The 32-billion yen (US$279
million; euro201 million) SELENE began the first of a series of course
adjustment maneuvers Wednesday morning as it neared the end of its first
orbit around the Earth, Toyama said.
JAXA describes the SELENE
project as the largest lunar mission since the U.S. Apollo program in terms of
overall scope and ambition, outpacing the former Soviet Union's Luna program
and NASA's Clementine and Lunar Prospector projects.
The SELENE's mission
involves placing the main satellite in orbit at an altitude of about 100
kilometers (60 miles) and deploying the two smaller satellites in polar orbits.
Researchers will use data gathered by the probes to study the moon's origin and
evolution.
The main
orbiter will remain in position for about a year.
The probe's launch, which
came four years behind JAXA's original schedule, comes as China is rumored to
be planning to launch its own lunar probe.
The country's minister of
defense and technology told China Central Television in July all was ready for
a launch "by the end of the year."
China's
Chang'e 1 orbiter will use stereo cameras and X-ray spectrometers to map
three-dimensional images of the lunar surface and study its dust.
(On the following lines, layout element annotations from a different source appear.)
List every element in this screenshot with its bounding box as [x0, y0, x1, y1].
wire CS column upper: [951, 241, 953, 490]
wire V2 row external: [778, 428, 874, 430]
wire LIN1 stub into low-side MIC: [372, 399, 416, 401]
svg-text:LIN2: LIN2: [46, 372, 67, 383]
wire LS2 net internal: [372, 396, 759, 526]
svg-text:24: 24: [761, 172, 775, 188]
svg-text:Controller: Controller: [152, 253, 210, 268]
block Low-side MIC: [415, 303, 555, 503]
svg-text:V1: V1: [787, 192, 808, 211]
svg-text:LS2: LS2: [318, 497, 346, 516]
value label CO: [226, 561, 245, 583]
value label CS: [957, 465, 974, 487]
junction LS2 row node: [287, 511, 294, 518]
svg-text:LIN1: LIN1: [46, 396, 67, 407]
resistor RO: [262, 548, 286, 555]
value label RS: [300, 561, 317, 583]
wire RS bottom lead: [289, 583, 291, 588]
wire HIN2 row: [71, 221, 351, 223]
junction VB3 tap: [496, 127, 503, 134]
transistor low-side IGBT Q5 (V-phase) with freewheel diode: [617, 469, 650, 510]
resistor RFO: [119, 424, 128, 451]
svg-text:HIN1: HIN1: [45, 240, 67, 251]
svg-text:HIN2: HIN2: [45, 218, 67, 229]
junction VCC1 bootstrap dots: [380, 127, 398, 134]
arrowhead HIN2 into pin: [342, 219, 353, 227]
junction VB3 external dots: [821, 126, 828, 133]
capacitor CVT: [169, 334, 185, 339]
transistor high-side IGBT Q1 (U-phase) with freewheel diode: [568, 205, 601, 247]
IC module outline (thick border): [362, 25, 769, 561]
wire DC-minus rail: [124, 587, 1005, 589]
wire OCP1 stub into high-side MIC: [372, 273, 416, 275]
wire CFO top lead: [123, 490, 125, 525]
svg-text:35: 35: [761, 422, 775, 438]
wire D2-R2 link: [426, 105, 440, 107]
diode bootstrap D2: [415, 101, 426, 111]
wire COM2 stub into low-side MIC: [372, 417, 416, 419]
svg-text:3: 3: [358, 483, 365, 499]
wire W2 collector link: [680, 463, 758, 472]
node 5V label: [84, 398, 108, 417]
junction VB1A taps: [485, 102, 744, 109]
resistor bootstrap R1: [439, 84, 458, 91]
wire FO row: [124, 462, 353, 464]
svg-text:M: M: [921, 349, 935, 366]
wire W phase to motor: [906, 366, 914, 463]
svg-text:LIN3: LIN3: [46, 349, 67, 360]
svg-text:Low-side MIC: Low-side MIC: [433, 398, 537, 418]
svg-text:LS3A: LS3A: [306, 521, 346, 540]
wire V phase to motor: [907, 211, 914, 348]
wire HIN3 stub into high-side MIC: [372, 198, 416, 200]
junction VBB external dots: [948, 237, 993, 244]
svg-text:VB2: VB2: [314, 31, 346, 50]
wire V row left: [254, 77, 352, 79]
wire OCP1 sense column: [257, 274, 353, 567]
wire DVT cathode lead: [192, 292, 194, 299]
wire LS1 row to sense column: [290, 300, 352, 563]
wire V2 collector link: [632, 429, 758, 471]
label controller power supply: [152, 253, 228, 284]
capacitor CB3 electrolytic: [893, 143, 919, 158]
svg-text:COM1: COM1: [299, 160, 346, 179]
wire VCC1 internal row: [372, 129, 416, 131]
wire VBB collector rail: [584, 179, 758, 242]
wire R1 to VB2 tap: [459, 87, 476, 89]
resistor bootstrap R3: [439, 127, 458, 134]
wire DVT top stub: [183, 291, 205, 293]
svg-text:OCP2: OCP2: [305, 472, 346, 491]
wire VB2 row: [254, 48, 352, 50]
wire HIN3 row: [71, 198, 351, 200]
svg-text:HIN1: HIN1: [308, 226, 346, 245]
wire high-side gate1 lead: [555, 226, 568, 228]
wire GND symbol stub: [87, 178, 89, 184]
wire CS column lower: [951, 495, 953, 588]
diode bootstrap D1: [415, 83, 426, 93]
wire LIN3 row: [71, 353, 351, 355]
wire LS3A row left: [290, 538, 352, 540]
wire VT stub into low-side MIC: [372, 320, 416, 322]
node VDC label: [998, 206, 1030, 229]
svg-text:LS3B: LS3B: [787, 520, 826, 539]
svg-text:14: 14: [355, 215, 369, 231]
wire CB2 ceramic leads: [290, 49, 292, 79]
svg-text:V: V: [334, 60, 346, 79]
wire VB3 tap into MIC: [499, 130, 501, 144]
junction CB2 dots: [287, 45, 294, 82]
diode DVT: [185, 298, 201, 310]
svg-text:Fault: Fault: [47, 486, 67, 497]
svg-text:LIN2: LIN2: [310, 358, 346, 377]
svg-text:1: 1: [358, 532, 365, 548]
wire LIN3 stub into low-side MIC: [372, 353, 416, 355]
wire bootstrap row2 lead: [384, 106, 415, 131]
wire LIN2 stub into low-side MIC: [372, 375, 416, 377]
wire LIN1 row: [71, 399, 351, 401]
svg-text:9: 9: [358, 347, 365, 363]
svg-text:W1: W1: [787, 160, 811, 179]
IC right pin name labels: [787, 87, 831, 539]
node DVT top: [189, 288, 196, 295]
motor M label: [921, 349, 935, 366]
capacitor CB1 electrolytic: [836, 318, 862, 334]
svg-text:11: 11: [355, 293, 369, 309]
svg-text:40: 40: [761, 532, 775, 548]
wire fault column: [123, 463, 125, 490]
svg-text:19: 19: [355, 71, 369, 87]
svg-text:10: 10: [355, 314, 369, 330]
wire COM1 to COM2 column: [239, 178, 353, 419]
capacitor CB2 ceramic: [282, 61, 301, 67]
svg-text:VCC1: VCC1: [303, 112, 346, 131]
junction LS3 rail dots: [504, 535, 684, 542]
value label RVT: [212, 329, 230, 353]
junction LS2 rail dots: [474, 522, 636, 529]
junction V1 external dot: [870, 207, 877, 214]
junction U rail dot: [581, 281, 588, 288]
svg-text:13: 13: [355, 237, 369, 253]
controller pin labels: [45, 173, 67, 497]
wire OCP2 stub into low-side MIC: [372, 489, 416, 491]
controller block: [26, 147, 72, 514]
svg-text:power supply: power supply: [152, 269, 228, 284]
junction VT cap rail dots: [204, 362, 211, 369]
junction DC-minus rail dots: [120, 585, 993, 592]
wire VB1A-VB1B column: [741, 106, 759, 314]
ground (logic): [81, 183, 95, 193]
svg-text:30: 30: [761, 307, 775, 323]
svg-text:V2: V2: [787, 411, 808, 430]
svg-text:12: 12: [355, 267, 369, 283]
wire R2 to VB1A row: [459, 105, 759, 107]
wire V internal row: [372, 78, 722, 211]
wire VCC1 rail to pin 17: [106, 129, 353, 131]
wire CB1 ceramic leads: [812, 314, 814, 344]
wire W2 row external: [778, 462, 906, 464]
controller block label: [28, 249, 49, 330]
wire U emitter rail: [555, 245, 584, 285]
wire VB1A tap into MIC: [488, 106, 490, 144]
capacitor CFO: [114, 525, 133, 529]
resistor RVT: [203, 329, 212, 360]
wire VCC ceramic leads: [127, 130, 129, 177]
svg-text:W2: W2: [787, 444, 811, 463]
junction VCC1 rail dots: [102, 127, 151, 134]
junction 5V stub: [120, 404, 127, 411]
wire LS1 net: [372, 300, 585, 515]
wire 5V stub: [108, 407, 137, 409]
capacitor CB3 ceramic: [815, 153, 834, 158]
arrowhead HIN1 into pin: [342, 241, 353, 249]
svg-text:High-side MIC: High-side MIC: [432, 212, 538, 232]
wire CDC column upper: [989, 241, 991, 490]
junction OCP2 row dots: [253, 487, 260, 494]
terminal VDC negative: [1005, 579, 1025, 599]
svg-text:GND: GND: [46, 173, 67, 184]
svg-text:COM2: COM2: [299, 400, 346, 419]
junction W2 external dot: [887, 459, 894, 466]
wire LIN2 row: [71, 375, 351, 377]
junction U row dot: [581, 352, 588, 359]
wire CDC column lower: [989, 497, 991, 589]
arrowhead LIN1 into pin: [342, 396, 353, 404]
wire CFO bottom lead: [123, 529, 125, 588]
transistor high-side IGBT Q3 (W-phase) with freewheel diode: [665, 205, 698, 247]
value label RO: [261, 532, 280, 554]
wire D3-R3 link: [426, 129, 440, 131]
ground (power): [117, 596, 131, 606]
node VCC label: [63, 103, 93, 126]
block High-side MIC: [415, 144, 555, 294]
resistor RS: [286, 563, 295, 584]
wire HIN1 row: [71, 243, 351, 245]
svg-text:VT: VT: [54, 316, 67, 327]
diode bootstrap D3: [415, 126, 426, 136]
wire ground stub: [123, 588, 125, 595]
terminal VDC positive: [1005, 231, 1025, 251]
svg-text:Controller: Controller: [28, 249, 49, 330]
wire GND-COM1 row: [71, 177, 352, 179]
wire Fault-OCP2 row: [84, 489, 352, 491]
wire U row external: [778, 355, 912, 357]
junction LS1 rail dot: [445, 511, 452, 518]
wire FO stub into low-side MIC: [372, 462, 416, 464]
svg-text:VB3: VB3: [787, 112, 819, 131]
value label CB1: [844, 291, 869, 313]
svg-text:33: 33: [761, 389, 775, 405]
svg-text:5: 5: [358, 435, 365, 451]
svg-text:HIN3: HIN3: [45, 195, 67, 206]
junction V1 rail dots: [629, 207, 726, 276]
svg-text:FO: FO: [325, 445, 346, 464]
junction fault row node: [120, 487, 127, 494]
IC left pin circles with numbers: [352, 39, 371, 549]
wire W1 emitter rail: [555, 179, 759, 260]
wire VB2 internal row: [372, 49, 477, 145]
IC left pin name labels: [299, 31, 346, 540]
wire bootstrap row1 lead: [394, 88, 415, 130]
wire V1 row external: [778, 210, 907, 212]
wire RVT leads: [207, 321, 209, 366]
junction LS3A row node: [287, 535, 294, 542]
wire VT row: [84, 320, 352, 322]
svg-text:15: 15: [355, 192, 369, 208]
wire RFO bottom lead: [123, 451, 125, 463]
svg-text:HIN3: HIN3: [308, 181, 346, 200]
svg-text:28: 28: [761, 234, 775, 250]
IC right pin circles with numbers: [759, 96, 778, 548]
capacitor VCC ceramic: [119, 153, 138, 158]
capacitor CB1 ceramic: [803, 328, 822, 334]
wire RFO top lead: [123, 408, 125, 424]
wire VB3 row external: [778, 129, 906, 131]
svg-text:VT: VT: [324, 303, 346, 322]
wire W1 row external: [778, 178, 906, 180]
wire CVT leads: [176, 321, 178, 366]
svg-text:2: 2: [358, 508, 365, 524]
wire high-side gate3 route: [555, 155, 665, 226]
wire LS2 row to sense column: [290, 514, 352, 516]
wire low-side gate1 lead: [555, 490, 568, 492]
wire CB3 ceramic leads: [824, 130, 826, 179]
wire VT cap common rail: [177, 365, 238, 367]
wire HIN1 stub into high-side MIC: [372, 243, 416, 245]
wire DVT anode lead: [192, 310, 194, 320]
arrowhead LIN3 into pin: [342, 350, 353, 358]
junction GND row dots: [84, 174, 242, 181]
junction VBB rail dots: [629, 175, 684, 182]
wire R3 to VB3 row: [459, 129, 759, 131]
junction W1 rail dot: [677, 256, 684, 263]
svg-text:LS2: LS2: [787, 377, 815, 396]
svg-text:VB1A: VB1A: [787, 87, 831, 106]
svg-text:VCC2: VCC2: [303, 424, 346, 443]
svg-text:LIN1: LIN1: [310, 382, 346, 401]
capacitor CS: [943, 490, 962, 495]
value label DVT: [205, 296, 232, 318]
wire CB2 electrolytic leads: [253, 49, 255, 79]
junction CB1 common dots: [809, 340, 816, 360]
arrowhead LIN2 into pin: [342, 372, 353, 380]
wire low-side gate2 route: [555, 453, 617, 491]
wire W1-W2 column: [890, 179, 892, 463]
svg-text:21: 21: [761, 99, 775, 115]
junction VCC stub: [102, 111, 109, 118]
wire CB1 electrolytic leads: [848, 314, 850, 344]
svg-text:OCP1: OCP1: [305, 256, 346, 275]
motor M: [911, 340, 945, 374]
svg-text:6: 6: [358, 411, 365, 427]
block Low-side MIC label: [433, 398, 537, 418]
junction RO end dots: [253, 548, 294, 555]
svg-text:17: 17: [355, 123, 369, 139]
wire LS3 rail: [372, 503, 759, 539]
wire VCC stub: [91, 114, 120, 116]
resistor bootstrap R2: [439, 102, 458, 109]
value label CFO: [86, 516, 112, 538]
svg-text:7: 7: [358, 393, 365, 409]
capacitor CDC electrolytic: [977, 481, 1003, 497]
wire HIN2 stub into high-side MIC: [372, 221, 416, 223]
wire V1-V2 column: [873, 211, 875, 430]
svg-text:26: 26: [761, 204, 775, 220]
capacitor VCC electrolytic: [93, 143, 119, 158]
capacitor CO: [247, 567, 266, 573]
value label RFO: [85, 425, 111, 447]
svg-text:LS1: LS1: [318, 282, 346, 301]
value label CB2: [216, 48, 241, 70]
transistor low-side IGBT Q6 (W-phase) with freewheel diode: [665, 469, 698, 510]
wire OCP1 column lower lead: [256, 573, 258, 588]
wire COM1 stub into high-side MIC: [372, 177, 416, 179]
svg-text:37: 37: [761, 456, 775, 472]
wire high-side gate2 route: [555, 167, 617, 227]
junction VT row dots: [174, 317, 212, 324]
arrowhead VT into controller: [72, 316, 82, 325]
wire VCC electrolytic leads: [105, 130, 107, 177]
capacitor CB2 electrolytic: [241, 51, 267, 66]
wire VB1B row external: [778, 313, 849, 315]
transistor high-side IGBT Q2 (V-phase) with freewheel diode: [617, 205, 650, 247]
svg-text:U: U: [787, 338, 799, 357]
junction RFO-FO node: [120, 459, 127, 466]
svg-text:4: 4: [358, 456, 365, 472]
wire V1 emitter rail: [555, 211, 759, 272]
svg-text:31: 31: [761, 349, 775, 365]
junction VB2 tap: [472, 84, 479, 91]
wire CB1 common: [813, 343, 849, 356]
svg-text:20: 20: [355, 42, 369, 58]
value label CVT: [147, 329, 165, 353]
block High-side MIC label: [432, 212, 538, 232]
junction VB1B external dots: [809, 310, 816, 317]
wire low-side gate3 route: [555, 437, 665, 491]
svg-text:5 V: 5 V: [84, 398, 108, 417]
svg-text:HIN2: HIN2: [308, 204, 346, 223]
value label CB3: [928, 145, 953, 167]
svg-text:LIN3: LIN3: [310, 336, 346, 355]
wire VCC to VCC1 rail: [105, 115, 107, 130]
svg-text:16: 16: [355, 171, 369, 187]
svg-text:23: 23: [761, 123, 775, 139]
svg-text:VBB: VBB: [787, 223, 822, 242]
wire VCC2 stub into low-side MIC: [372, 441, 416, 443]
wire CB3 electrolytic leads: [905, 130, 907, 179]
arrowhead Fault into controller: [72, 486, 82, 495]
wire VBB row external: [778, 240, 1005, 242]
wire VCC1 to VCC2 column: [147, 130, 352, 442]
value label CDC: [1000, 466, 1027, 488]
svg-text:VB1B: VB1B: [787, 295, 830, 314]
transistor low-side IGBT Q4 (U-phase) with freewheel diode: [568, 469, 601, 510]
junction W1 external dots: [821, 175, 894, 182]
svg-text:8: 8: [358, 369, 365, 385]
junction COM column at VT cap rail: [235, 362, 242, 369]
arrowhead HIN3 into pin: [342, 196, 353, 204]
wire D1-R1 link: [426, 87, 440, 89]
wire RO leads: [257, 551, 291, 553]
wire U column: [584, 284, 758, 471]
Japan launched a moon probe
in 1990, but that was a flyby mission, unlike SELENE, which is intended to
orbit the moon.
It canceled another moon
shot, LUNAR-A, that was to have been launched in 2004 but had been repeatedly
postponed because of mechanical and fiscal problems.
The
SELINE was launched aboard one of the space program's mainstay H-2A rockets
from Tanegashima, the remote island where the agency's space center is located.